L'esondazione del Lambro rientrata in poche ore


Il fiume ha allagato via Rilke e via Camaldoli, per poi rientrare nel proprio alveo. Le due strade erano protette dalle paratoie mobili, il dispositivo che ha limitato l'estensione dell'acqua sulle carreggiate e sugli edifici circostanti. Nel Parco Lambro, durante la fase di massima criticità, è stata disposta l'evacuazione della Comunità Ceas.

Sul secondo fronte idraulico cittadino, il Seveso è arrivato in prossimità della soglia che fa scattare l'utilizzo della vasca di laminazione, senza però superarla.


Un albero abbattuto e auto bloccate nel sottopasso


Fra le conseguenze registrate in città figura la caduta di un grosso albero in via Carpi, avvenuta senza coinvolgere passanti o veicoli. Nell'hinterland, alcune automobili sono rimaste bloccate in un sottopasso di viale Martesana a Vimodrone, dove i vigili del fuoco sono intervenuti per assistere le persone a bordo.

Né i pompieri né il 118 segnalano interventi di particolare gravità o persone ferite.

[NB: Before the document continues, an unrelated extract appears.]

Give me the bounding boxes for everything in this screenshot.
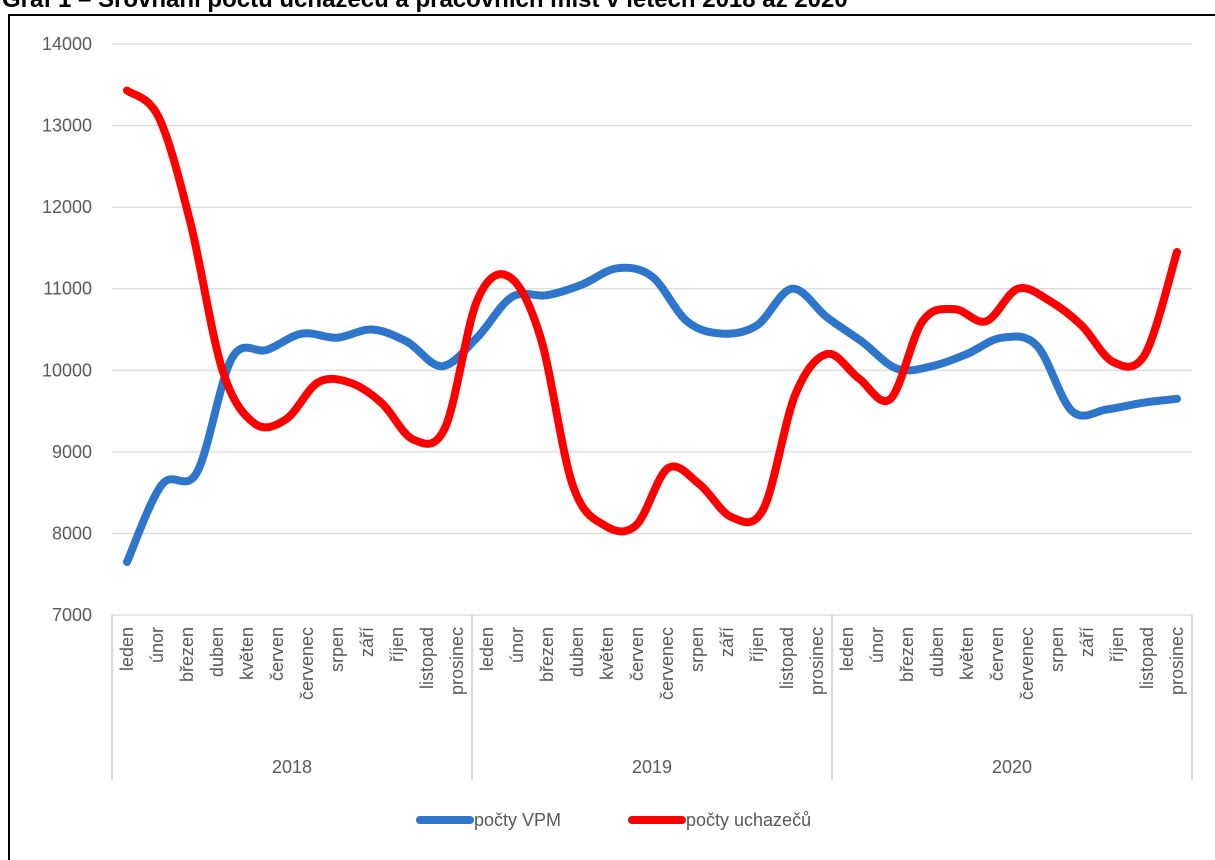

I livelli dei corsi d'acqua rimangono elevati e continuano a essere monitorati, poiché per la giornata di giovedì sono previste ulteriori precipitazioni, seppure di intensità inferiore rispetto a quelle notturne. La saturazione dei terreni raggiunta nelle ultime ore riduce infatti il margine di assorbimento in caso di nuove piogge.